Teherán aseguró que sus fuerzas atacaron un buque petrolero en una nueva escalada alrededor de una de las principales rutas marítimas del mundo. El episodio ocurre mientras Irán y Estados Unidos mantienen enfrentamientos y disputas por el control del estrecho de Ormuz.
Irán afirmó que sus fuerzas atacaron un petrolero en el estrecho de Ormuz, en medio de una escalada que volvió a poner bajo presión a una de las rutas marítimas más importantes para el comercio internacional de hidrocarburos. El episodio se suma a una serie de incidentes registrados durante las últimas semanas en la zona.
El estrecho se convirtió en uno de los principales escenarios de la confrontación entre Teherán y Washington. Por allí transitaba antes del conflicto aproximadamente una quinta parte de las exportaciones mundiales de petróleo y gas, por lo que cualquier interrupción de la navegación puede tener consecuencias que van mucho más allá de las costas iraníes.
Los enfrentamientos alrededor de Ormuz se intensificaron desde el comienzo de la guerra entre Irán, Estados Unidos e Israel. En las últimas semanas se registraron ataques contra buques comerciales y petroleros, mientras Washington mantiene un cerco sobre los puertos iraníes y Teherán sostiene el bloqueo del estratégico paso marítimo.
La tensión también alcanzó a embarcaciones cuya participación directa en las operaciones militares no estaba confirmada. A comienzos de septiembre, Estados Unidos informó que había atacado tres petroleros iraníes cerca de la isla de Jarg y en el golfo de Omán. Según el Comando Central estadounidense, dos fueron inutilizados y otro destruido. Washington sostuvo que los barcos formaban parte de una red vinculada con la financiación de la Guardia Revolucionaria iraní.
Los incidentes generaron además preocupación entre las empresas dedicadas al transporte marítimo. A finales de agosto, un petrolero fue alcanzado por un proyectil de origen desconocido frente a las costas de Omán. El impacto dañó la sala de máquinas y dejó al buque fuera de servicio, aunque la tripulación resultó ilesa.

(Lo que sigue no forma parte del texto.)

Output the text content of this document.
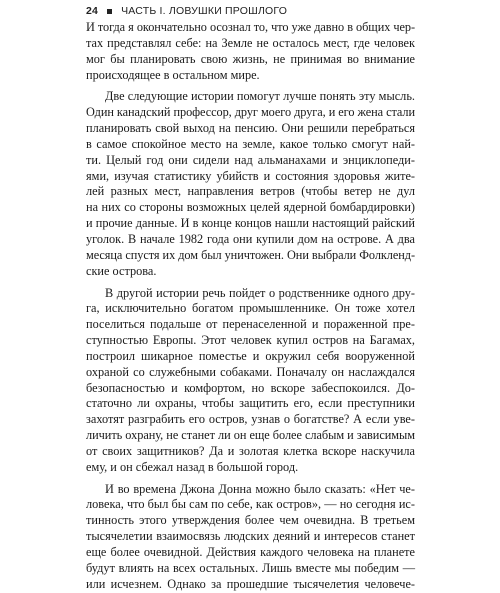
24 ЧАСТЬ I. ЛОВУШКИ ПРОШЛОГО
И тогда я окончательно осознал то, что уже давно в общих чер-
тах представлял себе: на Земле не осталось мест, где человек
мог бы планировать свою жизнь, не принимая во внимание
происходящее в остальном мире.
Две следующие истории помогут лучше понять эту мысль.
Один канадский профессор, друг моего друга, и его жена стали
планировать свой выход на пенсию. Они решили перебраться
в самое спокойное место на земле, какое только смогут най-
ти. Целый год они сидели над альманахами и энциклопеди-
ями, изучая статистику убийств и состояния здоровья жите-
лей разных мест, направления ветров (чтобы ветер не дул
на них со стороны возможных целей ядерной бомбардировки)
и прочие данные. И в конце концов нашли настоящий райский
уголок. В начале 1982 года они купили дом на острове. А два
месяца спустя их дом был уничтожен. Они выбрали Фолкленд-
ские острова.
В другой истории речь пойдет о родственнике одного дру-
га, исключительно богатом промышленнике. Он тоже хотел
поселиться подальше от перенаселенной и пораженной пре-
ступностью Европы. Этот человек купил остров на Багамах,
построил шикарное поместье и окружил себя вооруженной
охраной со служебными собаками. Поначалу он наслаждался
безопасностью и комфортом, но вскоре забеспокоился. До-
статочно ли охраны, чтобы защитить его, если преступники
захотят разграбить его остров, узнав о богатстве? А если уве-
личить охрану, не станет ли он еще более слабым и зависимым
от своих защитников? Да и золотая клетка вскоре наскучила
ему, и он сбежал назад в большой город.
И во времена Джона Донна можно было сказать: «Нет че-
ловека, что был бы сам по себе, как остров», — но сегодня ис-
тинность этого утверждения более чем очевидна. В третьем
тысячелетии взаимосвязь людских деяний и интересов станет
еще более очевидной. Действия каждого человека на планете
будут влиять на всех остальных. Лишь вместе мы победим —
или исчезнем. Однако за прошедшие тысячелетия человече-
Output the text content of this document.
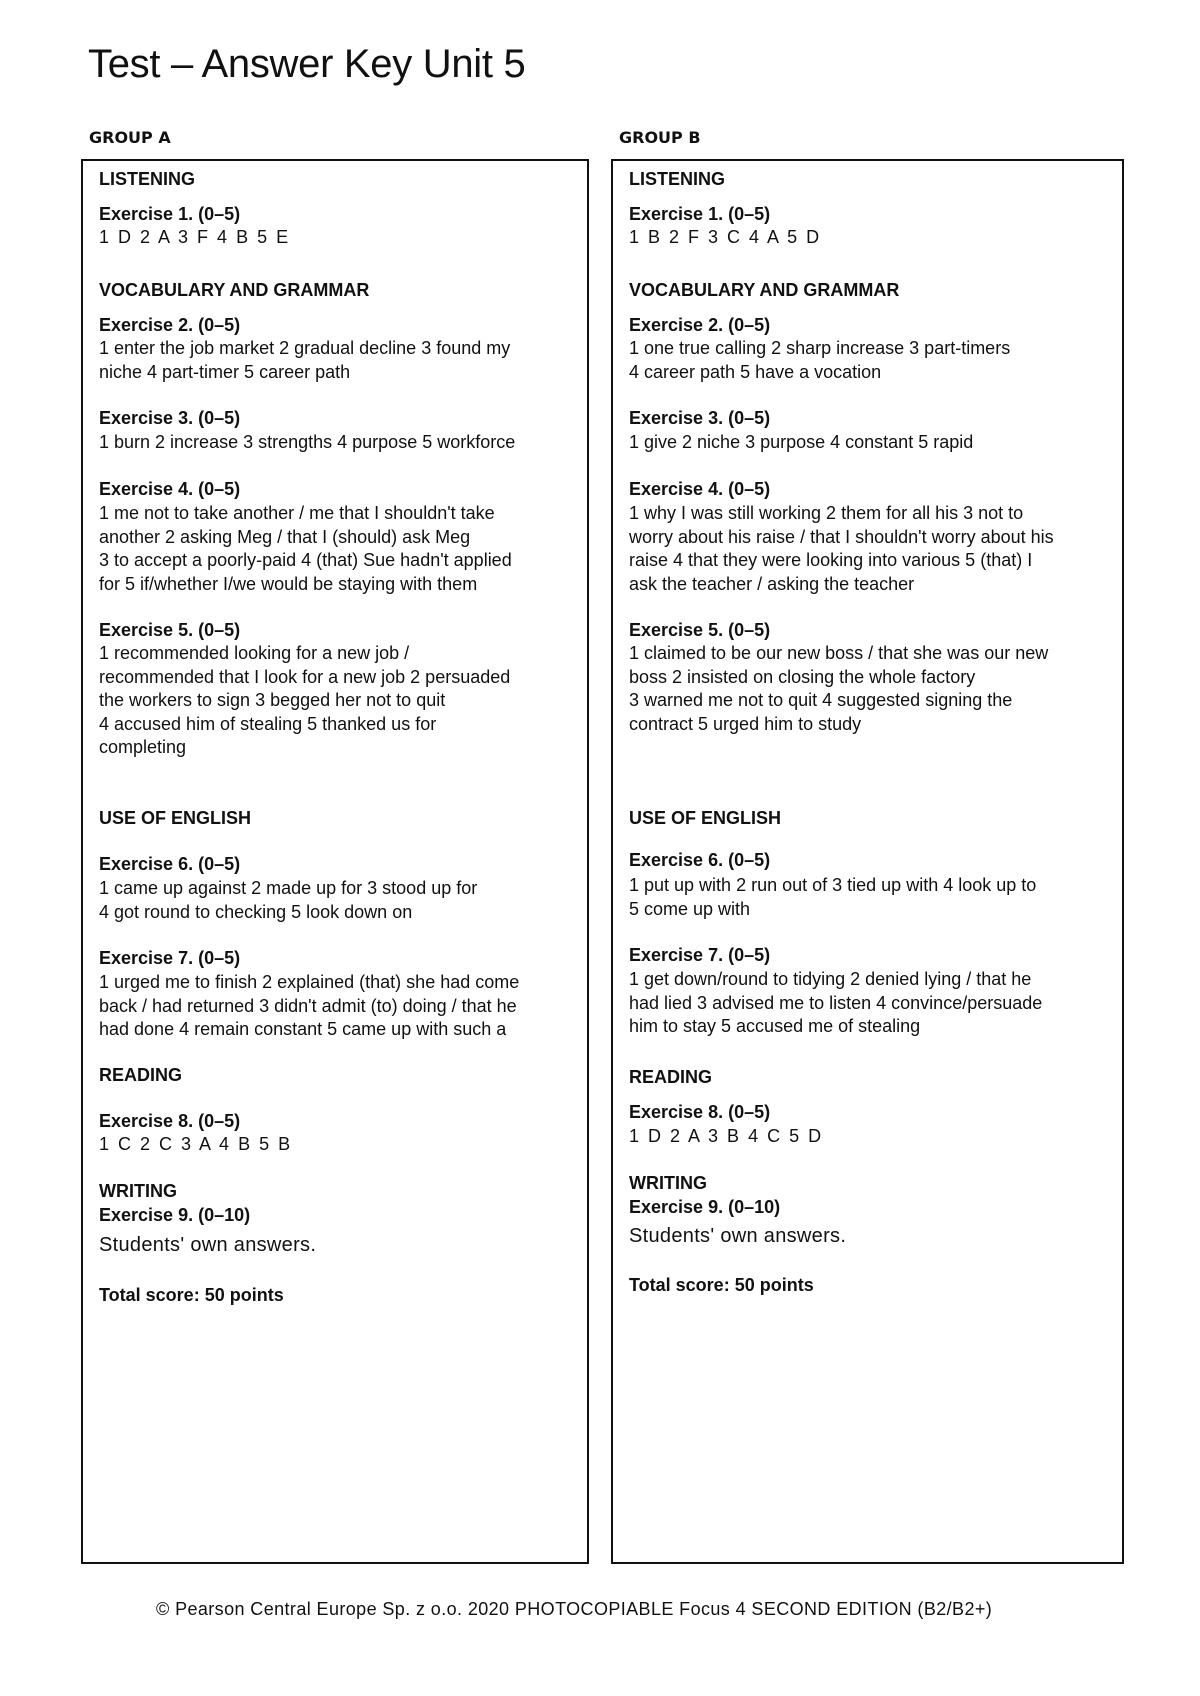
Test – Answer Key Unit 5
GROUP A	GROUP B
LISTENING
Exercise 1. (0–5)
1 D 2 A 3 F 4 B 5 E
VOCABULARY AND GRAMMAR
Exercise 2. (0–5)
1 enter the job market 2 gradual decline 3 found my
niche 4 part-timer 5 career path
Exercise 3. (0–5)
1 burn 2 increase 3 strengths 4 purpose 5 workforce
Exercise 4. (0–5)
1 me not to take another / me that I shouldn't take
another 2 asking Meg / that I (should) ask Meg
3 to accept a poorly-paid 4 (that) Sue hadn't applied
for 5 if/whether I/we would be staying with them
Exercise 5. (0–5)
1 recommended looking for a new job /
recommended that I look for a new job 2 persuaded
the workers to sign 3 begged her not to quit
4 accused him of stealing 5 thanked us for
completing
USE OF ENGLISH
Exercise 6. (0–5)
1 came up against 2 made up for 3 stood up for
4 got round to checking 5 look down on
Exercise 7. (0–5)
1 urged me to finish 2 explained (that) she had come
back / had returned 3 didn't admit (to) doing / that he
had done 4 remain constant 5 came up with such a
READING
Exercise 8. (0–5)
1 C 2 C 3 A 4 B 5 B
WRITING
Exercise 9. (0–10)
Students' own answers.
Total score: 50 points
LISTENING
Exercise 1. (0–5)
1 B 2 F 3 C 4 A 5 D
VOCABULARY AND GRAMMAR
Exercise 2. (0–5)
1 one true calling 2 sharp increase 3 part-timers
4 career path 5 have a vocation
Exercise 3. (0–5)
1 give 2 niche 3 purpose 4 constant 5 rapid
Exercise 4. (0–5)
1 why I was still working 2 them for all his 3 not to
worry about his raise / that I shouldn't worry about his
raise 4 that they were looking into various 5 (that) I
ask the teacher / asking the teacher
Exercise 5. (0–5)
1 claimed to be our new boss / that she was our new
boss 2 insisted on closing the whole factory
3 warned me not to quit 4 suggested signing the
contract 5 urged him to study
USE OF ENGLISH
Exercise 6. (0–5)
1 put up with 2 run out of 3 tied up with 4 look up to
5 come up with
Exercise 7. (0–5)
1 get down/round to tidying 2 denied lying / that he
had lied 3 advised me to listen 4 convince/persuade
him to stay 5 accused me of stealing
READING
Exercise 8. (0–5)
1 D 2 A 3 B 4 C 5 D
WRITING
Exercise 9. (0–10)
Students' own answers.
Total score: 50 points
© Pearson Central Europe Sp. z o.o. 2020 PHOTOCOPIABLE Focus 4 SECOND EDITION (B2/B2+)
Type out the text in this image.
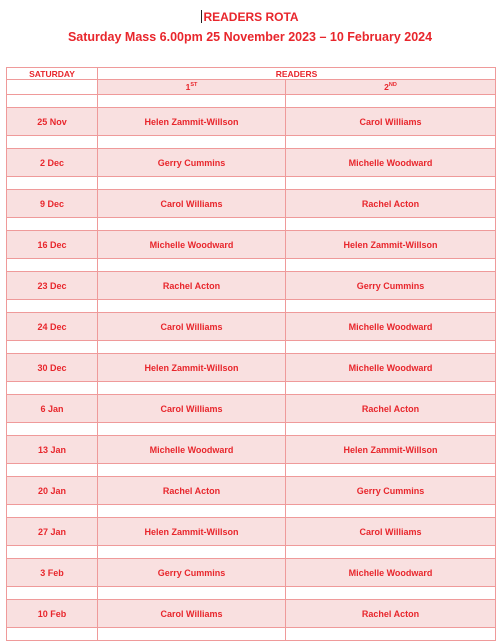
READERS ROTA
Saturday Mass 6.00pm 25 November 2023 – 10 February 2024
SATURDAY	READERS	
	1ST	2ND

25 Nov	Helen Zammit-Willson	Carol Williams

2 Dec	Gerry Cummins	Michelle Woodward

9 Dec	Carol Williams	Rachel Acton

16 Dec	Michelle Woodward	Helen Zammit-Willson

23 Dec	Rachel Acton	Gerry Cummins

24 Dec	Carol Williams	Michelle Woodward

30 Dec	Helen Zammit-Willson	Michelle Woodward

6 Jan	Carol Williams	Rachel Acton

13 Jan	Michelle Woodward	Helen Zammit-Willson

20 Jan	Rachel Acton	Gerry Cummins

27 Jan	Helen Zammit-Willson	Carol Williams

3 Feb	Gerry Cummins	Michelle Woodward

10 Feb	Carol Williams	Rachel Acton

La navegación comercial quedó así atrapada en una disputa que combina intereses militares, energéticos y económicos. Cada nuevo ataque aumenta la incertidumbre para los barcos que atraviesan la zona y puede afectar los costos del transporte y de los seguros marítimos.
El conflicto también repercutió sobre el precio internacional del petróleo. Después de nuevos enfrentamientos a comienzos de septiembre, el barril de Brent volvió a superar los 90 dólares, en un mercado que sigue pendiente de cualquier señal relacionada con el tránsito por Ormuz.
Mientras tanto, Washington y Teherán mantienen posiciones enfrentadas. Estados Unidos sostiene su presión militar y económica sobre Irán, mientras el gobierno iraní utiliza el control del estrecho como una de sus principales herramientas de presión. Al mismo tiempo, el presidente iraní Masud Pezeshkian afirmó que continuar la guerra no beneficia a su país ni a la región y mencionó la posibilidad de buscar un acuerdo.
El estrecho de Ormuz vuelve a mostrar así cómo una vía marítima de apenas unas decenas de kilómetros puede convertirse en un punto central de una crisis internacional. Lo que ocurre allí no afecta solamente a los países involucrados en el conflicto: también puede repercutir sobre el suministro energético, el comercio y los precios que enfrentan economías de todo el mundo.